European technical monopolies are largely unacknowledged. ASML controls 100% of EUV lithography. Carl Zeiss SMT (revenue €1.2B in 2016 to €4.1B in 2024) supplies 100% of EUV mirrors: "Without Zeiss, there are no AI chips." SOITEC controls 70-80% of SOI wafers; Infineon is #1 in automotive semiconductors; ARM has shipped 300B+ cumulative chips. IMEC in Leuven is arguably the world's most important semiconductor R&D center precisely because of its neutrality: TSMC, Intel, Samsung and others collaborate there pre-competitively. In March 2026 IMEC secured exclusive access to ASML's High-NA technology.

In September 2025, ASML led a €1.7B round in Mistral, investing €1.3B for 11%: sovereign European compute plus IP integration, occurring quietly while public discourse stayed fixated on US-China dynamics.

The decoupling paradox

Both the US and China pursue technological independence that experts deem physically impossible. The US rescinded the AI Diffusion Rule in May 2025 because it classified NATO allies as Tier 2; China partially suspended rare-earth controls in November 2025 after a bilateral agreement. These are successive dependency management, not coherent industrial policy. IMEC persists because no one can afford to break it: doing so would fracture Moore's Law for all.

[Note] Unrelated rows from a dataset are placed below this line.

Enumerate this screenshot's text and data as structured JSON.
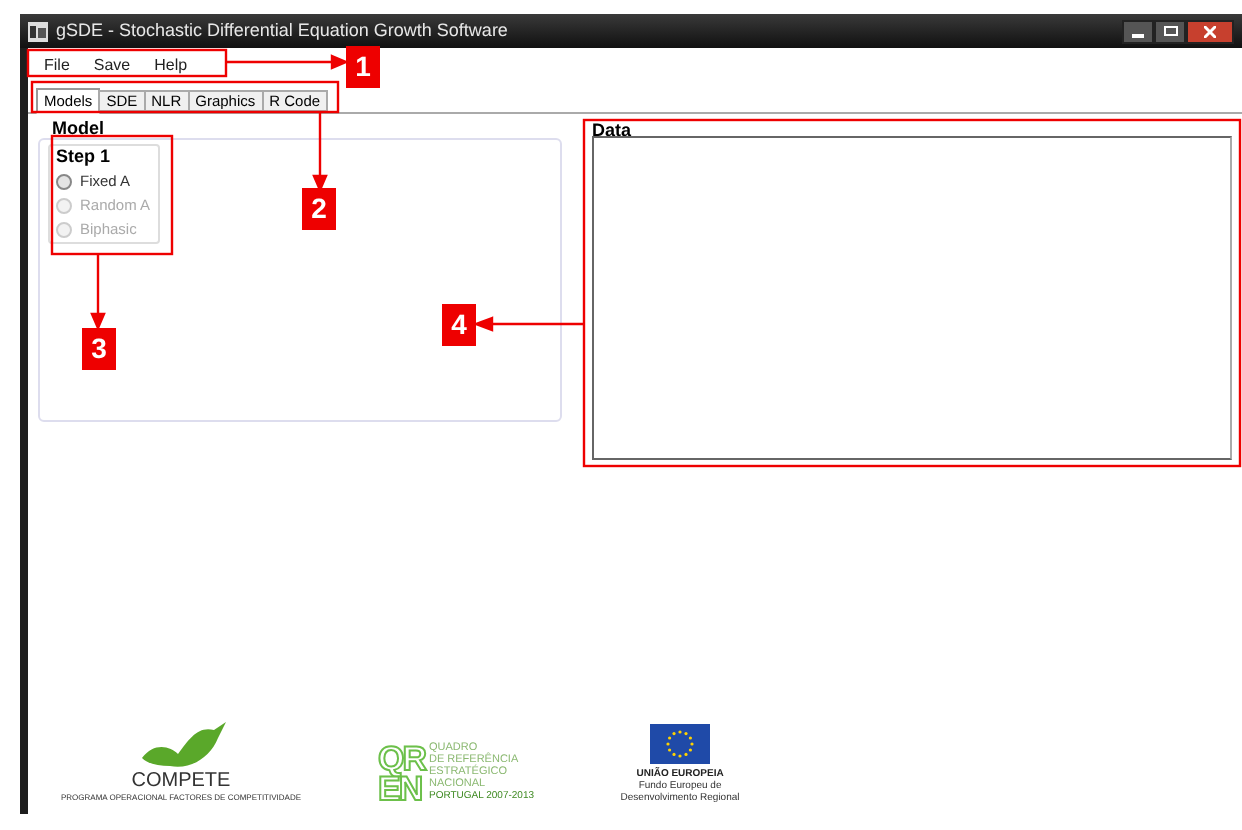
{
  "window": {
    "title": "gSDE - Stochastic Differential Equation Growth Software"
  },
  "menu": [
    "File",
    "Save",
    "Help"
  ],
  "tabs": [
    {
      "label": "Models",
      "selected": true
    },
    {
      "label": "SDE",
      "selected": false
    },
    {
      "label": "NLR",
      "selected": false
    },
    {
      "label": "Graphics",
      "selected": false
    },
    {
      "label": "R Code",
      "selected": false
    }
  ],
  "model_panel": {
    "title": "Model",
    "step": {
      "title": "Step 1",
      "options": [
        {
          "label": "Fixed A",
          "selected": false,
          "disabled": false
        },
        {
          "label": "Random A",
          "selected": false,
          "disabled": true
        },
        {
          "label": "Biphasic",
          "selected": false,
          "disabled": true
        }
      ]
    }
  },
  "data_panel": {
    "title": "Data"
  },
  "logos": [
    {
      "kind": "compete",
      "name": "COMPETE",
      "caption": "PROGRAMA OPERACIONAL FACTORES DE COMPETITIVIDADE"
    },
    {
      "kind": "qren",
      "letters": [
        "QR",
        "EN"
      ],
      "lines": [
        "QUADRO",
        "DE REFERÊNCIA",
        "ESTRATÉGICO",
        "NACIONAL"
      ],
      "caption": "PORTUGAL 2007-2013"
    },
    {
      "kind": "eu",
      "name": "UNIÃO EUROPEIA",
      "caption": "Fundo Europeu de Desenvolvimento Regional"
    }
  ],
  "annotations": [
    {
      "label": "1"
    },
    {
      "label": "2"
    },
    {
      "label": "3"
    },
    {
      "label": "4"
    }
  ]
}
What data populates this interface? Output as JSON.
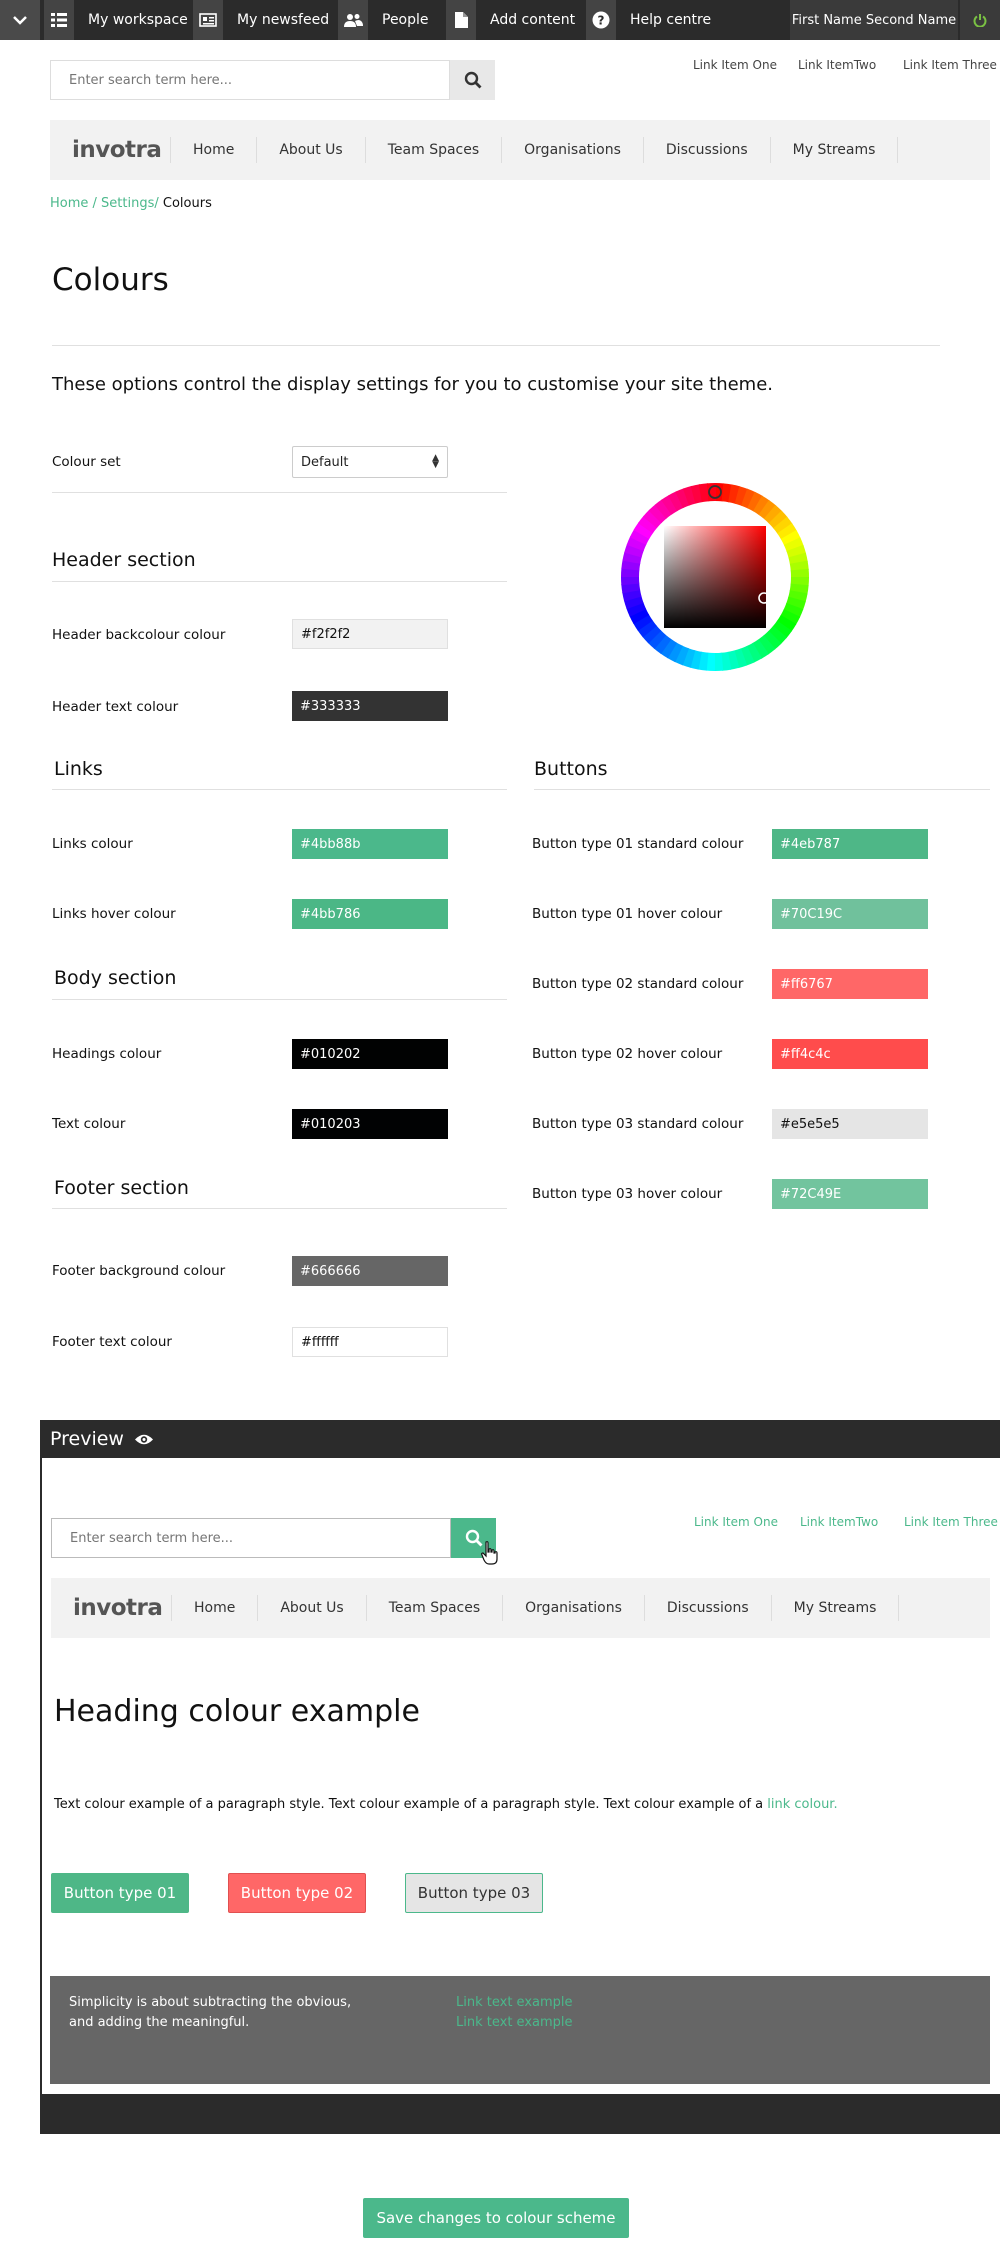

Strategic imperatives for Europe

  1. Abandon "self-sufficiency". Europe need not replicate TSMC or Nvidia, but convert existing monopolies into non-negotiable levers through "indispensability".
  2. Accelerate Chips Act 2.0, classifying semiconductors as defense-equivalent with Commission investment authority, executed at startup velocity.
  3. Improve self-narration. ASML's Mistral investment deserved front-page coverage; High-NA qualification at IMEC deserves systematic analysis. Continued self-description as observer perpetuates observer behavior.

Every global AI chip requires mirrors polished in Germany, resin mixed in Japan and packaging built in Taiwan, each depending on rare earths refined in China, software written in California, gases captured in Ukraine and increasingly nuclear electricity from reopened US plants. This is a fabric, not a war. And Europe occupies the place the chain already granted it.